Neural networks have come back into fashion recently with the advent of deep networks, which are winning all of the most important computer vision contests, and have also been used in a number of other pattern-recognition and pattern transformation problems, and have become the method of choice in reinforcement learning. In this course, we begin with the fundamentals of neural networks: We introduce Perceptrons, linear and logistic regression, multilayer networks and back-propagation, convolutional neural networks, recurrent networks, and deep networks.

CSE 256 - Statistical Natural Language Processing (4)

Natural language processing (NLP) is a field of AI which aims to equip computers with the ability to intelligently process natural (human) language. This course will explore statistical techniques for the automatic analysis of natural language data. Specific topics covered include: probabilistic language models, which define probability distributions over text sequences; text classification; sequence models; parsing sentences into syntactic representations; machine translation, and machine reading.
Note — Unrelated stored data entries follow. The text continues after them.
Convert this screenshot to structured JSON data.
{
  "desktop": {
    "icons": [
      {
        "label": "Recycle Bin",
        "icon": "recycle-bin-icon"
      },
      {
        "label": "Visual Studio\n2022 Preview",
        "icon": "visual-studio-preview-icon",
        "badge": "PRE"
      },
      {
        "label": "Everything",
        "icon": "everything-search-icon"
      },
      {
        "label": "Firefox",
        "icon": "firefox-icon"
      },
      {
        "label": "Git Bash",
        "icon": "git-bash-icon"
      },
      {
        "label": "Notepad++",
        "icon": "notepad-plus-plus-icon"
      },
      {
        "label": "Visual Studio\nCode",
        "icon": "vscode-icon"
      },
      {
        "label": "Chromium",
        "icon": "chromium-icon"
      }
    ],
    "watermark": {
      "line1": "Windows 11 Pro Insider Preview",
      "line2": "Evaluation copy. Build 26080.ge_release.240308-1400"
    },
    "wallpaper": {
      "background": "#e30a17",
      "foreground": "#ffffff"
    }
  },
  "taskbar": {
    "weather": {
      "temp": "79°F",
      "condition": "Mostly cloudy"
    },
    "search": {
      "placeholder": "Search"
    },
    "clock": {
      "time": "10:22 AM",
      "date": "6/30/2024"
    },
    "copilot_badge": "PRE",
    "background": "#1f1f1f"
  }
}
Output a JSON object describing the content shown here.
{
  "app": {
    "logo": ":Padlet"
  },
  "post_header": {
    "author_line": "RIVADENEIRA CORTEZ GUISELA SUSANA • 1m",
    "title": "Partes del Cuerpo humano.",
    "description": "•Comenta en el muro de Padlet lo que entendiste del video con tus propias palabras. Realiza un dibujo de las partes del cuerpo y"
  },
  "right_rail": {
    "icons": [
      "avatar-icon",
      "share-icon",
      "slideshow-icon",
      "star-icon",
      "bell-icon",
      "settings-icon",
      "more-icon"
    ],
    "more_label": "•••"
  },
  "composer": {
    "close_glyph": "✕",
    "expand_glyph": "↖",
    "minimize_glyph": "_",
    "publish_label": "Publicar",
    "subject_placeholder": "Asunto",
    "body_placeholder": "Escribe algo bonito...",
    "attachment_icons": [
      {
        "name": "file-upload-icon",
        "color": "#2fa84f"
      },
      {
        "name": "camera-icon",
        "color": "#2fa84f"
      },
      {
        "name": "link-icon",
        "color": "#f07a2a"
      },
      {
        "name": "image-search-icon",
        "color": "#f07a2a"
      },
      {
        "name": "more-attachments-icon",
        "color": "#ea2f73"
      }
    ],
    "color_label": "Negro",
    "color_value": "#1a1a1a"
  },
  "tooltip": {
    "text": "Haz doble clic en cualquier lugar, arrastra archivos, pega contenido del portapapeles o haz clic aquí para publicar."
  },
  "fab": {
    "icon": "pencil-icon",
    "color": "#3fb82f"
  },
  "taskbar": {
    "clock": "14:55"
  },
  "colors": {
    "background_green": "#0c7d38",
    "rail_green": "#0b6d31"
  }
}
MGT 451 - Technology and Innovation Strategy (4)

Outlines tools for formulating and evaluating technology strategy, including an introduction to the economics of technical change, models of technological evolution, and models of organizational dynamics and innovation. Provides an understanding of how technology firms gain and sustain competitive advantage. Students may not earn credit for both MGT 451 and MGT 271. They are course equivalents. Prerequisites: admission to MBA program or consent of instructor.

MGT 475 - Research for Marketing Decisions (4)

Marketing research is the process by which firms acquire and synthesize information about their customers and competitors. Managers use marketing research in the face of uncertain decisions so they can take actions that will lead to better outcomes. This course has a particular emphasis on information acquisition in the digital and automated age and statistics will feature prominently. Equally emphasized in this course is the development of skills to take in information and translate it to a sensible business strategy. Methods taught and applied to marketing research include hypothesis testing, clustering, factor analysis, multidimensional scaling, causal inference with panel data, A/B testing, and experimental design.

MGT 477 - Consumer Behavior (4)

The course identifies the factors that influence the selection and usage of products and services. Students will be introduced to problems/ decisions that include evaluating behavior; understanding the consumers’ decision process, and strategies to create desirable consumer behavior. Students may not earn credit for both MGT 477 and MGT 203. They are course equivalents. Prerequisites: Admission to MBA program or consent of instructor.

MGT 489 - E-commerce

In this class students will create prototypical e-commerce businesses. We proceed through market selection, sourcing, customer and market research, differentiation, positioning, branding, store design, user experience testing, pricing, social media, content marketing and digital advertising. Data-driven decision making is emphasized at every stage.

MGTF 405 - Business Forecasting (4)

Introduction to state-of-the-art forecasting methods in finance. Students will learn to estimate forecasting models based on past values of the predicted variable(s), surveys, market information, and other economic data. Participants will become critical consumers of forecasts reported in the media. Letter grades only. Prerequisites: Restricted to master of finance program, MBA program, or by consent of instructor.

MGTF 406 - Behavioral Finance (4)

Develop theories of behavior motivated by psychology to describe various features of financial markets. Examine how the insights from behavioral finance complement the traditional paradigm and shed light on investors’ trading patterns, the behavior of asset prices, and corporate finance. Letter grades only.